Roberts, who still lives in Norwich, can at least look on proudly as four of his former clubs – Norwich, Wolves, Leicester and Watford – are gracing the Premier League even though his day job with Swansea and Cardiff mean he doesn’t get to see them too often.

He is also now taking part in an important dementia study run by Dr Michael Grey from the University of East Anglia, where he takes a series of tests every few months to check his brain function and whether there are even the slightest of changes.

“We know how many former players have been affected by dementia and being a big centre forward who used his head a lot, then getting involved in this sort of study and receiving advice from an expert is something that I’d be foolish not to take up,” says Roberts.

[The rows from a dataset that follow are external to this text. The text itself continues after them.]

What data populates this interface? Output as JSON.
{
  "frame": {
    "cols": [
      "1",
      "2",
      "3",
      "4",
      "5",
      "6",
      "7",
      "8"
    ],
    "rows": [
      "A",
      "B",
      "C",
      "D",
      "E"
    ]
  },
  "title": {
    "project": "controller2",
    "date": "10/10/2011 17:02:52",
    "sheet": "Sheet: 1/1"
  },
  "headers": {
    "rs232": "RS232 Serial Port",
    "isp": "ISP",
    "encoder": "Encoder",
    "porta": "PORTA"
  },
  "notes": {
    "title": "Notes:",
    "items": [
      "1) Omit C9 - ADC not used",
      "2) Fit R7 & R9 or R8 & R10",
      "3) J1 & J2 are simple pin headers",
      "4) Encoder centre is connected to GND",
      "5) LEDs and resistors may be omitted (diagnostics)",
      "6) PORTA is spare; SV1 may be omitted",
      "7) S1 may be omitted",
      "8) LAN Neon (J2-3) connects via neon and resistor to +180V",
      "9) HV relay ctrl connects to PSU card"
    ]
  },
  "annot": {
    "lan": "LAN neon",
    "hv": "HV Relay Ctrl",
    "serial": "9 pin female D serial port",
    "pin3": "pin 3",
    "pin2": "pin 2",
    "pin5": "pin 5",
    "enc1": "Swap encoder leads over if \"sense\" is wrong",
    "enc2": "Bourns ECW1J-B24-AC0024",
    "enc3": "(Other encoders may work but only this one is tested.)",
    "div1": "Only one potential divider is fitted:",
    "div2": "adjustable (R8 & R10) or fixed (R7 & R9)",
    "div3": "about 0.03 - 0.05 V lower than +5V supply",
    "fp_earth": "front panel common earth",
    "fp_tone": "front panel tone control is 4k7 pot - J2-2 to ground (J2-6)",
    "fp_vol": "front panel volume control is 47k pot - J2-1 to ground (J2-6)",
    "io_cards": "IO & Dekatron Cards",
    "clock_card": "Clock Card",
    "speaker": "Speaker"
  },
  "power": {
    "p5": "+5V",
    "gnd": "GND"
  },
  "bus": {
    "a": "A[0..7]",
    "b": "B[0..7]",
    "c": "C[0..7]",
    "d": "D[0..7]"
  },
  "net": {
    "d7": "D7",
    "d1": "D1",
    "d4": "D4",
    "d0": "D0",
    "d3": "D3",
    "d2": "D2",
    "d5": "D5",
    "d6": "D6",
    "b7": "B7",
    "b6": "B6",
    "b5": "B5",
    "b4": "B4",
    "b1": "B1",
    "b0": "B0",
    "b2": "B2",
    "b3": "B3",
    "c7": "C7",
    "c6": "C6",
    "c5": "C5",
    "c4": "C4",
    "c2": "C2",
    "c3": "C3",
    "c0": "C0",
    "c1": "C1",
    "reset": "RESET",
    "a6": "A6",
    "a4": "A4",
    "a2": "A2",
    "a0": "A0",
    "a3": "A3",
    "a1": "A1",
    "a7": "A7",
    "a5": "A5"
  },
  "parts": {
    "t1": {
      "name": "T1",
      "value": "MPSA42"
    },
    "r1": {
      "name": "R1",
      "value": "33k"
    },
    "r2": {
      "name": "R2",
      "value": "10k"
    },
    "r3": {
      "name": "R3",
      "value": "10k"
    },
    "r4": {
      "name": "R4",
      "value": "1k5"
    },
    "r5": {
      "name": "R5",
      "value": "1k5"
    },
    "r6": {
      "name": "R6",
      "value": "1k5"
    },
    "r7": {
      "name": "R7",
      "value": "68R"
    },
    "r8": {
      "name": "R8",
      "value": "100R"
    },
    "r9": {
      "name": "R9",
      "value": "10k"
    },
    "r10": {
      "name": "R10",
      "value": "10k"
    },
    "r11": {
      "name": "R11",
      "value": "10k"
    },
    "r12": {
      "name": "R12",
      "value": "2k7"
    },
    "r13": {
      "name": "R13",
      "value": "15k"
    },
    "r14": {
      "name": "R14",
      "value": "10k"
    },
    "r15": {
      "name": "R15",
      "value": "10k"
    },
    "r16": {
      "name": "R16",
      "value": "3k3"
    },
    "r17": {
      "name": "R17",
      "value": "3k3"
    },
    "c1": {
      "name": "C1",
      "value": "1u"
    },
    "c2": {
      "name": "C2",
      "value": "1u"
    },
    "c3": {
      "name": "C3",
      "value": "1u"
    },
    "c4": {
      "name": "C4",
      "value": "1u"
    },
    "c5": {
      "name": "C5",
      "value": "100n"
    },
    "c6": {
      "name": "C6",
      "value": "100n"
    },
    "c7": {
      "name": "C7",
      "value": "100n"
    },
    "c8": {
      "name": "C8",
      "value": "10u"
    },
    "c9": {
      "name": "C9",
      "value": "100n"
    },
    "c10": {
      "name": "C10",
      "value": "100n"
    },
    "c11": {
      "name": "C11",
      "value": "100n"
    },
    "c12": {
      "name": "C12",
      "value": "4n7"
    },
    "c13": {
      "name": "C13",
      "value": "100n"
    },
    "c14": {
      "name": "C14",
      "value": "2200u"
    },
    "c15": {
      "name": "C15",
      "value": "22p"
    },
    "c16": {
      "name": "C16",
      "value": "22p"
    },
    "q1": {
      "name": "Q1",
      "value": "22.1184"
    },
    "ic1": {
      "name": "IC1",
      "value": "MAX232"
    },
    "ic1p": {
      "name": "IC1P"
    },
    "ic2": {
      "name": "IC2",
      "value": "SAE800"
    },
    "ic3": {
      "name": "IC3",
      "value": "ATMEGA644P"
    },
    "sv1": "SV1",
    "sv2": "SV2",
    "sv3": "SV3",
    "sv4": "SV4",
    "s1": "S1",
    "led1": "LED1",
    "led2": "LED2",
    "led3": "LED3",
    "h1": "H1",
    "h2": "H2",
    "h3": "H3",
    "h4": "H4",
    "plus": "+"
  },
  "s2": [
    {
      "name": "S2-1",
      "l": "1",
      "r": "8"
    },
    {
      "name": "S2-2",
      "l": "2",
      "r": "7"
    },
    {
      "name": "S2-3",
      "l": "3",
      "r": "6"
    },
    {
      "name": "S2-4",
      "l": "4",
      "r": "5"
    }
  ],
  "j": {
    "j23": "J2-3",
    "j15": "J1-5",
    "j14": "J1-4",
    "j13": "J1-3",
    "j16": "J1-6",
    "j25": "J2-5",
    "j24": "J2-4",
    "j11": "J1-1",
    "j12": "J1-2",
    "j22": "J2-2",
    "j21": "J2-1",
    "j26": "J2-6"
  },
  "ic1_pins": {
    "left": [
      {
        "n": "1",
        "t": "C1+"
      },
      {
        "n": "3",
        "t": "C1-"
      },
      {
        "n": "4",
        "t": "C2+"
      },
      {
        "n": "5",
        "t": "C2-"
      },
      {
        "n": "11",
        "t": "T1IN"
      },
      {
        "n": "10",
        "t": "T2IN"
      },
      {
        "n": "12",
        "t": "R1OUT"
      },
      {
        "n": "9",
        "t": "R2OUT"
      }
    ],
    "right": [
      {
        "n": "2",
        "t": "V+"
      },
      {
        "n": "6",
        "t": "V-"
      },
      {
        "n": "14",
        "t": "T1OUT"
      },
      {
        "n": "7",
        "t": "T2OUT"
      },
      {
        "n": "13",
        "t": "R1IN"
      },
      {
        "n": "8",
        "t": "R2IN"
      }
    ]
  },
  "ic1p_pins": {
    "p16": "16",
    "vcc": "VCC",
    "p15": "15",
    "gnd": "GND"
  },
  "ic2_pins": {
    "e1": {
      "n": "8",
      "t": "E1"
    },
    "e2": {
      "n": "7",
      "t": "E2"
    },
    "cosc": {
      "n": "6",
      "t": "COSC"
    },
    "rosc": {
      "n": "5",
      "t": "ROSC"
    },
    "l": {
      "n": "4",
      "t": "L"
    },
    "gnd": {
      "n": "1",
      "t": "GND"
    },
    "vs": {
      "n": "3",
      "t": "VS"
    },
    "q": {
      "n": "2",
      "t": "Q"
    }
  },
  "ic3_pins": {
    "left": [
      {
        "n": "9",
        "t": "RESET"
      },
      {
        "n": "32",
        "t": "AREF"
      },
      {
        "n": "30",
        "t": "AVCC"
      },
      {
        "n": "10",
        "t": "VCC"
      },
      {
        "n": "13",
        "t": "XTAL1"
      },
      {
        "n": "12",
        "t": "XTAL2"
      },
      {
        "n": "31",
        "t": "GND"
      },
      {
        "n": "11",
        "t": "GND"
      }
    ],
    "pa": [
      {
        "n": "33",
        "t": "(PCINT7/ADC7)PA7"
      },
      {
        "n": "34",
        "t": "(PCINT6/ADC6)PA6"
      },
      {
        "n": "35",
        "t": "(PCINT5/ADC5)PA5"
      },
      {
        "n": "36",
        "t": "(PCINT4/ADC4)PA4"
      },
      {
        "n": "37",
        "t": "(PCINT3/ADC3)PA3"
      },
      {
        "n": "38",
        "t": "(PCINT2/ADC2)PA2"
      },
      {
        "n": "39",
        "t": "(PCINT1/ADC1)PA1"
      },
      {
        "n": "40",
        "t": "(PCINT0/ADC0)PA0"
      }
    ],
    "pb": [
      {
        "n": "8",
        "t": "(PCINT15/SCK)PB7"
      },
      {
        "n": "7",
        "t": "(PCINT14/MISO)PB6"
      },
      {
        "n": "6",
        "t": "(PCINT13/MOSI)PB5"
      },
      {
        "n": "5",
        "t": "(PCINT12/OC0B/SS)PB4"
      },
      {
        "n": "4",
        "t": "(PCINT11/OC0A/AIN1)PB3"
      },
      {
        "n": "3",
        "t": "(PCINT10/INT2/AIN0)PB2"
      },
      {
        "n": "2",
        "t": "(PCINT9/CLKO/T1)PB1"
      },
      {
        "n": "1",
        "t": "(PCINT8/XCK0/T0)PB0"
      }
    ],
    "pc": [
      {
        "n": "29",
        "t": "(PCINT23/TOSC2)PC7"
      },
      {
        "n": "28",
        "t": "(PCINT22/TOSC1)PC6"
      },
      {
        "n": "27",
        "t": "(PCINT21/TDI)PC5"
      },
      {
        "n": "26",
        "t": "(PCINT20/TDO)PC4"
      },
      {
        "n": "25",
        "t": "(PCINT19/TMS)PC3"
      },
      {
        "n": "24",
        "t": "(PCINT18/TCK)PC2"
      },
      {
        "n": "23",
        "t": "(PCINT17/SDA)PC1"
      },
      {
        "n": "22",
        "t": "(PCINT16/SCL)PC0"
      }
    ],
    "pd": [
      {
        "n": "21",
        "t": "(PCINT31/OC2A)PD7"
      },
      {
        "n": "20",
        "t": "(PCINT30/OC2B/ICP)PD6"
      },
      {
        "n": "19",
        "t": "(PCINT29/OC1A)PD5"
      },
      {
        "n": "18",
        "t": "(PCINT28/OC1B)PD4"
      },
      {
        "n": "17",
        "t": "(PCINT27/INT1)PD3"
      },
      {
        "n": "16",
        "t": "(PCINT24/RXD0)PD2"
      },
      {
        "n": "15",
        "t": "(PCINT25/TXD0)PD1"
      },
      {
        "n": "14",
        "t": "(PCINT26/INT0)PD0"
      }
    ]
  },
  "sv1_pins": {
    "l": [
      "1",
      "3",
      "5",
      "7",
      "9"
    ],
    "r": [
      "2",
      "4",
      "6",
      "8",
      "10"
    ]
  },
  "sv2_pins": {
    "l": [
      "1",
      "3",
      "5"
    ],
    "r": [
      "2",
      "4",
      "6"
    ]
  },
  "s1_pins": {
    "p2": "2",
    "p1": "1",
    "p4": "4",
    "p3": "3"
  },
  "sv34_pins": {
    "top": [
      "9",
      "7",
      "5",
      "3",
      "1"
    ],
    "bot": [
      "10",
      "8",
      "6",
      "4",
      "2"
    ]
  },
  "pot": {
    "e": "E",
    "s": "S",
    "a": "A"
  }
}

“I am a great believer that prevention is better than cure, and while I know you can’t cure dementia or early onset dementia, if you catch it early then there are at least certain steps you can take.”

A hugely cheerful and affable character, Roberts is a very popular member of the footballing media circuit, yet, while he was playing, those personal qualities certainly didn’t mask a strong and intense desire to win, whatever it took, and however much he needed to use his physical qualities as a tough centre forward.

And it is probably a combination of all of those attributes that explain both why Roberts remains so popular among Wolves fans for his derby day heroics now, but why that wasn’t always the case while he was still playing.

In his book, written several years after moving on from Molineux, Roberts was particularly critical of a section of the Wolves fanbase, and here, he explains why.

“It was a coincidence that while I made my Leicester debut against Wolves, my Norwich debut was also against Wolves.

“And this time a certain Robbie Keane stole the headlines with a brace on his debut!

“I had a really bad game, and Wolves fans, as they always did, travelled in their thousands so there must have been over 3,000 at Carrow Road.

“They absolutely slaughtered me, and that hurt.

“I wasn’t expecting the red carpet treatment of course, I’d only been at Wolves for 12 months, but I hadn’t wanted to leave and I did think those goals against the Baggies might have got me a slightly better reception!

“That is football, and I understand it, but every time I went back to Wolves with Norwich I got absolutely slaughtered.

“I don’t think it was anything to do with the 12 months I was there, I felt that the fans really took to me, and I will always be thankful that they didn’t criticise during those early games when I didn’t score.

“So yes, I was disappointed at the time, but I think we have all moved on and now, I follow a lot of Wolves fans on social media and vice versa and there is nothing but love.”

Time is indeed a great healer, and there is certainly that affiliation towards Roberts for his derby day heroics, to the extent that any problems he has with parking at Molineux when travelling on media duties are usually solved by being recognised – and waved through!

And so, next Wednesday, 25 years on, the clips from that magical afternoon will be shared once again, Roberts will enjoy watching and digesting them just as much as he has throughout the rest of the previous quarter century, and one of those fantastic footballing Wolves awaydays from recent history will continue to endure.

“When people post anything on social media I will always have a look, and it still gives me a massive buzz,” he says.

“When that third one hits the back of the net, even when I see it now, it still makes the hairs on the back of my net stand up.

“I was only at Wolves for 12 months, and I only scored 12 goals, but it’s nice to think I contributed that day to a really happy experience for all the fans.

“Even though I didn’t score as many as I would have liked, and wasn’t at the club for as long as I would have liked, hopefully the fans appreciated what I did, and certainly those two games against the Baggies!”